No. I don’t really see a huge distinction between a Marcel Breuer tubular steel chair and a park bench. One we know the author of, and we know the legacy it holds; the other is unauthored. But the two things ultimately come from the same sort of place. Both hold equal fascination for me because they both describe a landscape. Ultimately, I am always coming back to landscape, and I like to think that my works produce a type of scene. A part of how one looks at my work might come from imagining the site where these artefacts or objects have originated from.

Martin Boyce Ventilation Grills (Our Breath And This Breeze), 2007, Acid etched brass, 5 parts each 23 x 42 cmMartin Boyce Ventilation Grills (Our Breath And This Breeze), 2007, Acid etched brass, 5 parts each 23 x 42 cm

The recent RISD Museum exhibition, which was your debut solo show at an American museum, set up Film Noir as one of your main themes, which must add to this overall sense of landscape.
Film Noir has been important up to a certain point, probably until around 2002. There was a great article in Blueprint magazine called ‘Design Noir’ written by Anthony Dunne and Fiona Raby. They proposed this idea that certain modifications of an object would introduce us to think about them differently. So imagine a telephone combined with a lie detector, for example.
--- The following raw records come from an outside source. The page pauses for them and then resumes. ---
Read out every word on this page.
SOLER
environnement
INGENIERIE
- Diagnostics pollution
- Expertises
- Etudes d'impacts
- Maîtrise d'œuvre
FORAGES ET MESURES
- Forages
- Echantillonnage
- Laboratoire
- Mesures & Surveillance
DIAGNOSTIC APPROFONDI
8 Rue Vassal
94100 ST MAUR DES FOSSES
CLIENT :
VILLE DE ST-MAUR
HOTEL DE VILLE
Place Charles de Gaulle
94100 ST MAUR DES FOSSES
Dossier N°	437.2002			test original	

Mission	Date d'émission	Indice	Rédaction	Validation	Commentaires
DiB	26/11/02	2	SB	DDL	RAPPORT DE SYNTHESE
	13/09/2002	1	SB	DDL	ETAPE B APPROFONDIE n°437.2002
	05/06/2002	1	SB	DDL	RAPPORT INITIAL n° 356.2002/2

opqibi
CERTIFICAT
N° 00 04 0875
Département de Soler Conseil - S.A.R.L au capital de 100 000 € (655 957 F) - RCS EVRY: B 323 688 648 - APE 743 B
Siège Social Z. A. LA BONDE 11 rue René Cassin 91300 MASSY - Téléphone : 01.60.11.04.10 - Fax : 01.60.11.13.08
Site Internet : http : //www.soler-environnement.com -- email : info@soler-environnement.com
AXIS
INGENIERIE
That would completely change your interaction with the person you were talking to. I started to wonder, well, could you make a noir sculpture, or a noir installation? Could you somehow borrow some of that thought process from cinema and apply it to art?

How did the exhibition at the RISD Museum come about?
As an artist you’re not the one who makes the choices. You respond to invitations. Dominic Molon, the curator, carried out his first studio visit with me 15 years ago, so we’ve known each other and bumped into each other over that time. The context for the show works very well. The museum is quite incredible, as well as the art school that is attached to it.

Does it feel like the right time for you to have had what could be understood as a retrospective?
Yes, it does feel like the right time. The word retrospective sends shivers down most artists’ spines, but of course there is an element of survey. We were trying to pull things together that have relations with each other. I did another museum show last year in Basel and that was very different from the RISD Museum’s presentation. The curator was very keen to have one work per room. My instinct, of course, was to include something else, but the curator was absolutely insistent. Working with Dominic, we just started by thinking about the possibilities.

What has sustained your interest in sculpture?
It is things in a space that interests me, and making relationships between things. Technically, yes, it may be sculpture, but the arrangement of the objects is so crucial, in order to create that landscape, and to establish those relationships between things.

Are you consciously looking for certain formal qualities, and do you find yourself being drawn to the same kinds of things?
Definitely. It’s always a small pocket of the environment or certain objects that seem to be right on the cusp of something. We might be uncertain as to what their value is. You catch sight of a bit of a park or a bit of a waste ground that is now so abandoned and run-down, but that has this amazing sculptural presence. It’s the emotional presence of objects that I think I’m really interested in. How they trigger the emotions in me or the viewer, but also how the objects themselves might have some kind of emotional make-up.

I like the idea that you feel as though you have just sort of found my work. I would actually like to feel myself like I have found it. There’s a half-way house where I have to be in control of every element of it, but in some instances you’re hoping that something strange or unexpected will happen. You start a process and you see what emerges. There’s a bit of room for surprises.